Trailing permits may require NEPA for 2012, President proposes hike in grazing feesWritten by Christy Martinez
Beef and sheep producers who trail livestock to summer pasture may have breathed a sigh of relief at the January news that analysis for the National Environmental Policy Act (NEPA) would not be required for trailing this year, but now the issue is back.
“The BLM has decided at the national level that all offices will have to do NEPA before trailing this year,” says Wyoming State Grazing Board Rangeland Consultant Dick Loper.
Explaining the change, Loper says, “We went to Congress and developed language we thought would solve the problem and sent it to the Hill in late 2011. On the Hill, in deliberations, the language changed – what came out was not what we proposed.”
But, Loper says the Solicitor reassured Idaho Representative Mike Simpson that the revised language would not change anything, so it passed.

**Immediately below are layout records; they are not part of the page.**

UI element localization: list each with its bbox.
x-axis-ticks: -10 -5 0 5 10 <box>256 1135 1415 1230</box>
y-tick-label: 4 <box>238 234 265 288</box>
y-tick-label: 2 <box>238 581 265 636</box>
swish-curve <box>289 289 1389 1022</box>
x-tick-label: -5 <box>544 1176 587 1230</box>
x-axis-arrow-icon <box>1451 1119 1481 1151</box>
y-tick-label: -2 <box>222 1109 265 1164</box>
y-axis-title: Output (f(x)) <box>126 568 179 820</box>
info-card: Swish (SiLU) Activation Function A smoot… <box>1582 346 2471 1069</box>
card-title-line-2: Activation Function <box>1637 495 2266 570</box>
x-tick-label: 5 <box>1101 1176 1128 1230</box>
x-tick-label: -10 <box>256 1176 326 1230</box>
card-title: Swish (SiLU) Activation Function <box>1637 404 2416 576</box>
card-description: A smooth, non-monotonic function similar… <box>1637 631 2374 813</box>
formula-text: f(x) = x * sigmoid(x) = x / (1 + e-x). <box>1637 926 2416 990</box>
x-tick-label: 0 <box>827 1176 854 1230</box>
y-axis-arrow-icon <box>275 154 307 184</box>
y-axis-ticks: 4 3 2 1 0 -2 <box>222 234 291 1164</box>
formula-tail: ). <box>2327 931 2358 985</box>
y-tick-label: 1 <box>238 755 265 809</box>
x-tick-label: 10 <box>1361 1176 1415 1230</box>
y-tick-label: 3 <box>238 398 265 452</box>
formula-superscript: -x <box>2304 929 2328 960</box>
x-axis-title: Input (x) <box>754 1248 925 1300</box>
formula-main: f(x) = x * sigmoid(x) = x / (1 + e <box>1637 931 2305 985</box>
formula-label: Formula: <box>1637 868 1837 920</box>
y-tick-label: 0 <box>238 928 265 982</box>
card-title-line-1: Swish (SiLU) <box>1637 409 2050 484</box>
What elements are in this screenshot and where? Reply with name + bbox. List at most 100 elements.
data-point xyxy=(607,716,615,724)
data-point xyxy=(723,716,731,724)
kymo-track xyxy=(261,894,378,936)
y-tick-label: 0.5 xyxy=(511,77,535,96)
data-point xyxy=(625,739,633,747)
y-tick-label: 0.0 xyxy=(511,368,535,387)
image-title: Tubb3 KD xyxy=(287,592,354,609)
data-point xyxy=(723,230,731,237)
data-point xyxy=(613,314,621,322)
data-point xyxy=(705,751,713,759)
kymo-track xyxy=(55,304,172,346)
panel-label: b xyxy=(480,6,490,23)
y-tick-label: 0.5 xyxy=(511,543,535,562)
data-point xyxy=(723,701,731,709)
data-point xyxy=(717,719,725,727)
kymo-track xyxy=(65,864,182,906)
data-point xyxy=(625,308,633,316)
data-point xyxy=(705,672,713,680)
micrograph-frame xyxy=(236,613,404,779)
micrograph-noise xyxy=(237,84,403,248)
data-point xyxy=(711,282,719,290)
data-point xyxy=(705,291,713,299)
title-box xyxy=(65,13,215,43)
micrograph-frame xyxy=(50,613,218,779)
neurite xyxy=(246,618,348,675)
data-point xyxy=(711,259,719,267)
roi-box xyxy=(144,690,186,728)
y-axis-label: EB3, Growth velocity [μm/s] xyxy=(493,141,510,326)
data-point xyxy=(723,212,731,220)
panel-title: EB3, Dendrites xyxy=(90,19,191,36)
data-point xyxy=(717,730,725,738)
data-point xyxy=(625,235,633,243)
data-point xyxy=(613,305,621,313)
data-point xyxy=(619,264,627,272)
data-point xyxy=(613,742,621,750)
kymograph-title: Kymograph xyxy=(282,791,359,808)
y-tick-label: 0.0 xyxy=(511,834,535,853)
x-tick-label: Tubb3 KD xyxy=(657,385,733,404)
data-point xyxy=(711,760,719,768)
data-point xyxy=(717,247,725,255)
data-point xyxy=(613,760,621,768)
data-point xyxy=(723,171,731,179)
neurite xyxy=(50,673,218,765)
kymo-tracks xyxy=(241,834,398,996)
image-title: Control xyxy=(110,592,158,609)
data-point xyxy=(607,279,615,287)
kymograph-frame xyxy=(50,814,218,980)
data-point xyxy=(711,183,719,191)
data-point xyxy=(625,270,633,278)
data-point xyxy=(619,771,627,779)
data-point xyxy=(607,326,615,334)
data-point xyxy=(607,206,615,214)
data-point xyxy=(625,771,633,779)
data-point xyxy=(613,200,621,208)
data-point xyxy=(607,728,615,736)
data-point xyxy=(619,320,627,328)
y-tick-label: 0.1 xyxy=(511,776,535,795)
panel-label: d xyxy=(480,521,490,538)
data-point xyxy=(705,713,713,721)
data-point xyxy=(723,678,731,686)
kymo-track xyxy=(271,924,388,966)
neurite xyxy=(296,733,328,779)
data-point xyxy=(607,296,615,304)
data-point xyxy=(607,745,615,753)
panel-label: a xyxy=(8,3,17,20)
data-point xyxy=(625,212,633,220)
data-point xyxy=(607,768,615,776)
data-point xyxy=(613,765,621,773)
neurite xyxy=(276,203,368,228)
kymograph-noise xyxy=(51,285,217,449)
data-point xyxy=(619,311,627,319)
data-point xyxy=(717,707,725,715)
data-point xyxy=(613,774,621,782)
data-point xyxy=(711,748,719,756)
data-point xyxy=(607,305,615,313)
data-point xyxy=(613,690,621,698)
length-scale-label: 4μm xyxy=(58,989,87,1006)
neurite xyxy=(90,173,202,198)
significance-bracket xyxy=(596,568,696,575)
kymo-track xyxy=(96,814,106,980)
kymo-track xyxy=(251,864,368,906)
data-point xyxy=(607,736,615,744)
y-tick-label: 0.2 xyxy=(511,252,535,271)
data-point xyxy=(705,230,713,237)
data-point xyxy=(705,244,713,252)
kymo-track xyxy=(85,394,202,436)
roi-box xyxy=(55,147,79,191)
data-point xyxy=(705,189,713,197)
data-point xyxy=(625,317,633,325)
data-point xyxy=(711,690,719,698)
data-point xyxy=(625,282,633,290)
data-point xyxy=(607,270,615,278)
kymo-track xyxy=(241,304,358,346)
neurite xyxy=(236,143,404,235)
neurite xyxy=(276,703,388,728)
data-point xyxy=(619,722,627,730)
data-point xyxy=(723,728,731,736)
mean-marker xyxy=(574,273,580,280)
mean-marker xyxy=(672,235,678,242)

“However, several weeks ago the Solicitor told the BLM the language that passed did not give the agency relief from NEPA on trailing permits this year,” states Loper.
Because the BLM has learned of the requirement at the last minute, there has not yet been written guidance for field offices.
“We’ve been in touch with the BLM at the national level, and they’re writing instructions, but there are efforts in Congress this week to get a fix to the fix,” says Loper. “Time is running out; the grazing season starts March 1.”
In the meanwhile, Loper encourages those who trail on BLM to speak with their local BLM range conservationist to become a direct participant in the process of developing trailing permits.
“The BLM will have to come up with an environmental document with alternatives, terms and conditions, so ranchers need to take a proactive role to get a situation they can live with,” notes Loper. “Most BLM offices had put this on the back burner, but now they can’t, unless we get it fixed.”
President proposes fee increase
According to the Public Lands Council (PLC) and the National Cattlemen’s Beef Association (NCBA), President Obama’s proposed budget includes an effective increase in the public lands grazing fee assessment, which would force family-owned ranches to shell out more cash to Uncle Sam.
Dustin Van Liew, PLC executive director and NCBA director of federal lands, said in a statement that increasing the grazing fee through an arbitrary tax is unwarranted and is further evidence that the President and his administration are out of touch with production agriculture.
“From the President’s estate tax proposal to his plan to add a tax to increase the grazing fee and make extreme cuts in the BLM and Forest Service range funding, this budget proposal is further proof that this administration does not understand American agriculture,” said Van Liew. “Federal lands ranchers are, and always have been, willing to pay a fair price to graze livestock on public lands. They willingly invest significant amounts of money to manage and improve the range.”
“The current grazing fee is fair. In fact, most public lands ranchers already pay more than market price for their federal permits, considering factors such as added regulatory costs, increased predation, ownership of water rights, maintenance of improvements and the difficulties of managing livestock in rough, arid rangelands,” he continued. “Arbitrarily increasing the grazing fee via a tax will do nothing more than impose unnecessary costs on the ranchers who work every day to produce safe and affordable food and fiber.”
Specifically, the President’s budget calls for the BLM to impose a one-dollar-per-animal-unit-month (AUM) increase above the grazing fee to cover administrative costs.
Van Liew said ranchers should not bear the burden of paying for “bureaucratic administrative costs” that are out of their control. He also noted that the current administration denied petitions to change the grazing fee structure as recently as last year.
The President’s budget outline is just a proposal, and it is ultimately up to Congress to determine final budgetary allocations.
“The President’s lack of understanding for the federal lands grazing industry, as evidenced by his proposed 74-percent tax on federal land ranchers, is extremely disappointing. Effectively increasing the grazing fee during these times of economic uncertainty will unnecessarily increase burdens on livestock producers and hamper their ability to create jobs and generate economic growth in their communities. We are not going to stand by and let that happen,” said Van Liew. “PLC and NCBA will continue working with members of Congress to do what’s in the best interest of ranchers, and thereby our nation’s natural resources, to ensure a sustainable future for our industry and rural America.”